Par jugement du 18 mai 2001, le Tribunal de commerce de Bastia:
- a mis hors de cause Monsieur Bruno Claret,
- a déclaré l'action recevable en la forme,
- au fond, a débouté la société Chaumet international de ses demandes envers la société Diperi Claret,
- a rejeté la demande reconventionnelle de la société Diperi Claret,
- a condamné la société Chaumet international à payer à la société Diperi Claret la somme de 5 000 F au titre de l'article 700 du nouveau Code de procédure civile,
- a condamné la société Chaumet international aux dépens.

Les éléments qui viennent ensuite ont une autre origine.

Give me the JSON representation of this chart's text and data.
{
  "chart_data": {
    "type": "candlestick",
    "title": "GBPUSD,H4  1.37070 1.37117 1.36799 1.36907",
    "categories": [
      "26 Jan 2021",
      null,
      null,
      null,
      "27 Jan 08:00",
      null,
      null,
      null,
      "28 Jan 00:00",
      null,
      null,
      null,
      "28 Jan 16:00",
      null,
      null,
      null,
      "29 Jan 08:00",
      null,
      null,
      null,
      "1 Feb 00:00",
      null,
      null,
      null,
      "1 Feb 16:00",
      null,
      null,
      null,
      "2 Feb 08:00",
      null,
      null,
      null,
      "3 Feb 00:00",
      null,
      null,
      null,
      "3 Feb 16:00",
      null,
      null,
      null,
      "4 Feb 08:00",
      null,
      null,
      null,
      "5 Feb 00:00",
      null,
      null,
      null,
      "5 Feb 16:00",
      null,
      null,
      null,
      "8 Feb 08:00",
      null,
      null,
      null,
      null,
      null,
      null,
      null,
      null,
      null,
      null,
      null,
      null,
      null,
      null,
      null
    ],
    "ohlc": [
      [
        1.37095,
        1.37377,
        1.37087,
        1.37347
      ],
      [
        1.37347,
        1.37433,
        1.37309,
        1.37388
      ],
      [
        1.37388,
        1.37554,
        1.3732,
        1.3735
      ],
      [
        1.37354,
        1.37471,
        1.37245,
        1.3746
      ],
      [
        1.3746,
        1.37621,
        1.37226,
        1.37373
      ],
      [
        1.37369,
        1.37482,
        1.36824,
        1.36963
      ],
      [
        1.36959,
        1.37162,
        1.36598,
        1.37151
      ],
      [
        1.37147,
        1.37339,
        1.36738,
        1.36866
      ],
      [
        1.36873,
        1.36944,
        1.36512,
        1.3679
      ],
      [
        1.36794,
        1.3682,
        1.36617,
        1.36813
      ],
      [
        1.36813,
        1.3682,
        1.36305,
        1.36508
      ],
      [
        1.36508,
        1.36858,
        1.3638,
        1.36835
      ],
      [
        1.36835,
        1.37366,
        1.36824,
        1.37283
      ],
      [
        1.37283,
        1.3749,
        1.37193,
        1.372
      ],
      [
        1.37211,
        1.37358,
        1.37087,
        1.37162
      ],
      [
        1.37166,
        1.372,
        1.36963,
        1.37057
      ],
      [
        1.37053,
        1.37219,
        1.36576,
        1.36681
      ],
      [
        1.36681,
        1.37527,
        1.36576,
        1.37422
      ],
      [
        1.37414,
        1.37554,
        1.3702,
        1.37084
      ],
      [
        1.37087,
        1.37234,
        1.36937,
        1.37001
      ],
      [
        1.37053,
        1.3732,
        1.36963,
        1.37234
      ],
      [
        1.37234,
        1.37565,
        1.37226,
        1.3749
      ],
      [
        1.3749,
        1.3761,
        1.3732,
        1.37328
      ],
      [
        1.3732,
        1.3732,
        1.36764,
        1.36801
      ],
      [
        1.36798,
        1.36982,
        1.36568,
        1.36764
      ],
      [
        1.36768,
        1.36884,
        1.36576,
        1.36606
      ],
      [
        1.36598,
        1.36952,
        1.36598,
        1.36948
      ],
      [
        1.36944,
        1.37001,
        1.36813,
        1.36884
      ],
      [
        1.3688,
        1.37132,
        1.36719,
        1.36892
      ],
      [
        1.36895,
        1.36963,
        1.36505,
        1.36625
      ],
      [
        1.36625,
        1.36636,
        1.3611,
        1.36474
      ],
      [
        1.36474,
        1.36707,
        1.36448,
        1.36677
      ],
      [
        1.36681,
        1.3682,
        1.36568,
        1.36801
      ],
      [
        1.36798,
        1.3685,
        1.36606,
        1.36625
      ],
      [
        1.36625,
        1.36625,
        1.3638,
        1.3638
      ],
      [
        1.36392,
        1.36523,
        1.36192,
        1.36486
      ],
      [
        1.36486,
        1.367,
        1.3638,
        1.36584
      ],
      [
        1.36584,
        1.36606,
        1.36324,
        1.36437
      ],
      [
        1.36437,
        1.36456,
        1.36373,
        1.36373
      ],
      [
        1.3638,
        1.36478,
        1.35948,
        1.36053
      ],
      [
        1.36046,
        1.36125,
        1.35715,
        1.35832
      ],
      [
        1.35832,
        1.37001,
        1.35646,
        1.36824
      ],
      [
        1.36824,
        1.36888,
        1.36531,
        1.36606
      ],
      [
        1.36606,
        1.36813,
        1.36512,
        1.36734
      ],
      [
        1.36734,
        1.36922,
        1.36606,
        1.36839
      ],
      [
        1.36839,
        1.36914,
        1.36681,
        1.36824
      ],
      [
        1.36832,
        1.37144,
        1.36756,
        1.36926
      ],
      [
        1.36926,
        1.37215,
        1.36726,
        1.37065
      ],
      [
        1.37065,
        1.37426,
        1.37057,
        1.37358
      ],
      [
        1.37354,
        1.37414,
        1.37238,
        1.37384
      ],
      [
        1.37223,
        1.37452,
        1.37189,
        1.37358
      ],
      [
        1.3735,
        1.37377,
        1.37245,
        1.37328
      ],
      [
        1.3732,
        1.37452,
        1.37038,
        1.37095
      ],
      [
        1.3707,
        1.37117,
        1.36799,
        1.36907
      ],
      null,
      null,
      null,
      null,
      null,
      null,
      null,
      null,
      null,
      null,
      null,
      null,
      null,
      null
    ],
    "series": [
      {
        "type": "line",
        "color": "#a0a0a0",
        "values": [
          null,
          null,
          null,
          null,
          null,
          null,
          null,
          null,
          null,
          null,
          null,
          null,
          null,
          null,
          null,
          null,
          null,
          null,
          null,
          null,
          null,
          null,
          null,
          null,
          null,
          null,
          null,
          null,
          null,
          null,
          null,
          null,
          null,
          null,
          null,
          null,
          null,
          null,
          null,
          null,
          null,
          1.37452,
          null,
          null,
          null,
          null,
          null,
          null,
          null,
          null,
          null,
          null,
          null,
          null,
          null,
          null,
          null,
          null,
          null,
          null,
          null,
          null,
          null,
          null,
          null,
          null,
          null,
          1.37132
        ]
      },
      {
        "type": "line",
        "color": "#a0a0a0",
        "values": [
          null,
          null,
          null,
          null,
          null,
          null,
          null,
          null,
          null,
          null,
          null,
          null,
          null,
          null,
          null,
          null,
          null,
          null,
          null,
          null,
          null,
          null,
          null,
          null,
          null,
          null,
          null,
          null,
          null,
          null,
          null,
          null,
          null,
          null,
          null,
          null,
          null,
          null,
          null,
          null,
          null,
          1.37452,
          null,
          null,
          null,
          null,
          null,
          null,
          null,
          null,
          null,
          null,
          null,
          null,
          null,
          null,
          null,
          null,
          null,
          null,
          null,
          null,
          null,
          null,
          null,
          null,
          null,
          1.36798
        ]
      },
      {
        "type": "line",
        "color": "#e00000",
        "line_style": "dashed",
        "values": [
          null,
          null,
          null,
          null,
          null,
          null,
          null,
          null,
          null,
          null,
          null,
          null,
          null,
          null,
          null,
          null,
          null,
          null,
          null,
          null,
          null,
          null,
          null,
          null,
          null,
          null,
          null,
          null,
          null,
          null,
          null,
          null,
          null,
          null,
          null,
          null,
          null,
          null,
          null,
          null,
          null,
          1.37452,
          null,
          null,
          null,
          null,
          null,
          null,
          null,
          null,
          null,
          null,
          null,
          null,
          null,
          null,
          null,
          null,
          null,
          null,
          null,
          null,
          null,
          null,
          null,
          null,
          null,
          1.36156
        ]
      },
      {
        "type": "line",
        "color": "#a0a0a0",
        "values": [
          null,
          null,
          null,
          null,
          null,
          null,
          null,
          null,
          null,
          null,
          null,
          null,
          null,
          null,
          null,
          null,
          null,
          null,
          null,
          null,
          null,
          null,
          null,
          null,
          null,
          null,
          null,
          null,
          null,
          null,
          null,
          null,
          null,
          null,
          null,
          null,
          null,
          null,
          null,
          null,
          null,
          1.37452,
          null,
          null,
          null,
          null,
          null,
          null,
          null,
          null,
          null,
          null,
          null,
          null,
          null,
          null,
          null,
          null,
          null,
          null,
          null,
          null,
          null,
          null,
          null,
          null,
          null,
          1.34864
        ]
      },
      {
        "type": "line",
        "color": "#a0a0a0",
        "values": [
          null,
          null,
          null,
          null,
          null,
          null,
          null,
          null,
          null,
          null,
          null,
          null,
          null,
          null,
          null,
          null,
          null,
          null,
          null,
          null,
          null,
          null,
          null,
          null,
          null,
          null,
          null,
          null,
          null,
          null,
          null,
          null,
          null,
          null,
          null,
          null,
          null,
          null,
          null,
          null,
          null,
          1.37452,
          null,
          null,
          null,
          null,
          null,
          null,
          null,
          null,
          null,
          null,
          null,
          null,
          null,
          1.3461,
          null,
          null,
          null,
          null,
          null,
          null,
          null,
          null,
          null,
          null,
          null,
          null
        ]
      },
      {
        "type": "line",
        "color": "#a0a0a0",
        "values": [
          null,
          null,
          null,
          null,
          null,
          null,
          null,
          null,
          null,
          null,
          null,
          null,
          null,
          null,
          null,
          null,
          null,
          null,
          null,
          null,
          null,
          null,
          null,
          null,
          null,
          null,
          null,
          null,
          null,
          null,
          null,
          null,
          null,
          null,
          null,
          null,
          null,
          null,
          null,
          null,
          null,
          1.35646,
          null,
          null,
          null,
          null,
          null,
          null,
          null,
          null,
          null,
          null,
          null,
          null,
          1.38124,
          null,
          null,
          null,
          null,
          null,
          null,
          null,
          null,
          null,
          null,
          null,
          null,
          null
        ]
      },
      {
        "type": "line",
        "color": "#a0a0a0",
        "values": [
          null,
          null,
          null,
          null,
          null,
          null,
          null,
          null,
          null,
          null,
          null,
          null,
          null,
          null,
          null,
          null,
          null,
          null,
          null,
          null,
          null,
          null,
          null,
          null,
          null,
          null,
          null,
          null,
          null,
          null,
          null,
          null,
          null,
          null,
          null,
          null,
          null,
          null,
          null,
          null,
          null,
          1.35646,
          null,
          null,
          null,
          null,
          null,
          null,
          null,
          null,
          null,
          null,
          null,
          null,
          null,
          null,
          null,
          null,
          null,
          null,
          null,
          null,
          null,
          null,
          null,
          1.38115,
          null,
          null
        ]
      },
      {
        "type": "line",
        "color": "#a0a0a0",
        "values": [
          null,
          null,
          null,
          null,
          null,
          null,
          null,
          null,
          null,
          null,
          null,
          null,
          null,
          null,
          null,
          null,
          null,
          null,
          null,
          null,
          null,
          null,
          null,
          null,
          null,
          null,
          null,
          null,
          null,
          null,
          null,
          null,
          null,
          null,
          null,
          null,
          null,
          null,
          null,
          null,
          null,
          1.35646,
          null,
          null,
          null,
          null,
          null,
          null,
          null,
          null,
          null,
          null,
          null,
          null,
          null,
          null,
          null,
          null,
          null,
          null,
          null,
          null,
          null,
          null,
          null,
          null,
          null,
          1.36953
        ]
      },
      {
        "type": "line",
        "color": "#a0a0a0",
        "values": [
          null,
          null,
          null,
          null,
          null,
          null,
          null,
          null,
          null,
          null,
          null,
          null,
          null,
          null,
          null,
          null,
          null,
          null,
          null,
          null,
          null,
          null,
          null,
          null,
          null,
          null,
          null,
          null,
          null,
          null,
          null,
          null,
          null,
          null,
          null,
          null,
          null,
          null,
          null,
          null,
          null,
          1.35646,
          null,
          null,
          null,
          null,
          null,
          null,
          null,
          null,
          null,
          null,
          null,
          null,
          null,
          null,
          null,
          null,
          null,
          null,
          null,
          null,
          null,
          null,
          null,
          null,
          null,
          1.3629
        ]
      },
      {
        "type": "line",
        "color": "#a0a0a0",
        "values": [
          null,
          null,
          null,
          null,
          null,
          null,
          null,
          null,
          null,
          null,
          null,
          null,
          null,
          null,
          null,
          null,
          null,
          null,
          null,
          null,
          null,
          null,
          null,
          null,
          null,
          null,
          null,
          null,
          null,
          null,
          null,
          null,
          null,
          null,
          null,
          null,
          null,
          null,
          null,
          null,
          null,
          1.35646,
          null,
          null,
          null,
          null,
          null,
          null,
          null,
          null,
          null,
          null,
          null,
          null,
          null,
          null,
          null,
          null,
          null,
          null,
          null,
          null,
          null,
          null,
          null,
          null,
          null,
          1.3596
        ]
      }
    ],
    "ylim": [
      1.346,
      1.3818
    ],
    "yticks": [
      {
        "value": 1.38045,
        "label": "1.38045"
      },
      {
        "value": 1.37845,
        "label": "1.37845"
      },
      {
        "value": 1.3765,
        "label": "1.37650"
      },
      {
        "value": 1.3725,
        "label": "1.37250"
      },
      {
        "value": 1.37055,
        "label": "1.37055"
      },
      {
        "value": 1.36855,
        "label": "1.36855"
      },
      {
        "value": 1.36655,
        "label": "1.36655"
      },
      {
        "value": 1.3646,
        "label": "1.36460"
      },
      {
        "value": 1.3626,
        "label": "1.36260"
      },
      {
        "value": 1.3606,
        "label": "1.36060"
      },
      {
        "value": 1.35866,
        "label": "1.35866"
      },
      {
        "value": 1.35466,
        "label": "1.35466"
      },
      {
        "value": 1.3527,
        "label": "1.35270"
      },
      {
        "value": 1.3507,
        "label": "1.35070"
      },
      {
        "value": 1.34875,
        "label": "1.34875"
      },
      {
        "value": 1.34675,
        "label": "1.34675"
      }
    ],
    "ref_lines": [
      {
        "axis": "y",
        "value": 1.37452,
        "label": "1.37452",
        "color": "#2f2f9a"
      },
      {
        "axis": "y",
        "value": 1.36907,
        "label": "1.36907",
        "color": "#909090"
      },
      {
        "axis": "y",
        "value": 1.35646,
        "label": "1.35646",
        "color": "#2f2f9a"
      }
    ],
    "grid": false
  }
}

Par déclaration du 4 juillet 2001, la SA Chaumet international a régulièrement interjeté appel de cette décision.
Les demandes des parties:
Par conclusions du 18 octobre 2001 auxquelles il convient de se référer pour le détail de ses moyens, la société Chaumet international fait valoir pour l'essentiel:
- que le modèle de bague "Lien" déposé à l'OMPI le 11 septembre 1995 est un modèle original et nouveau, digne de bénéficier de la protection du Code de la propriété intellectuelle,
- que la société Diperi Claret, en commercialisant un modèle de bague exactement semblable à celle lui appartenant, s'est rendue coupable d'actes de contrefaçon au sens des dispositions du Code de la propriété intellectuelle,
- que la société Diperi Claret s'est également rendue coupable d'actes de concurrence déloyale au sens de l'article 1382 du Code civil.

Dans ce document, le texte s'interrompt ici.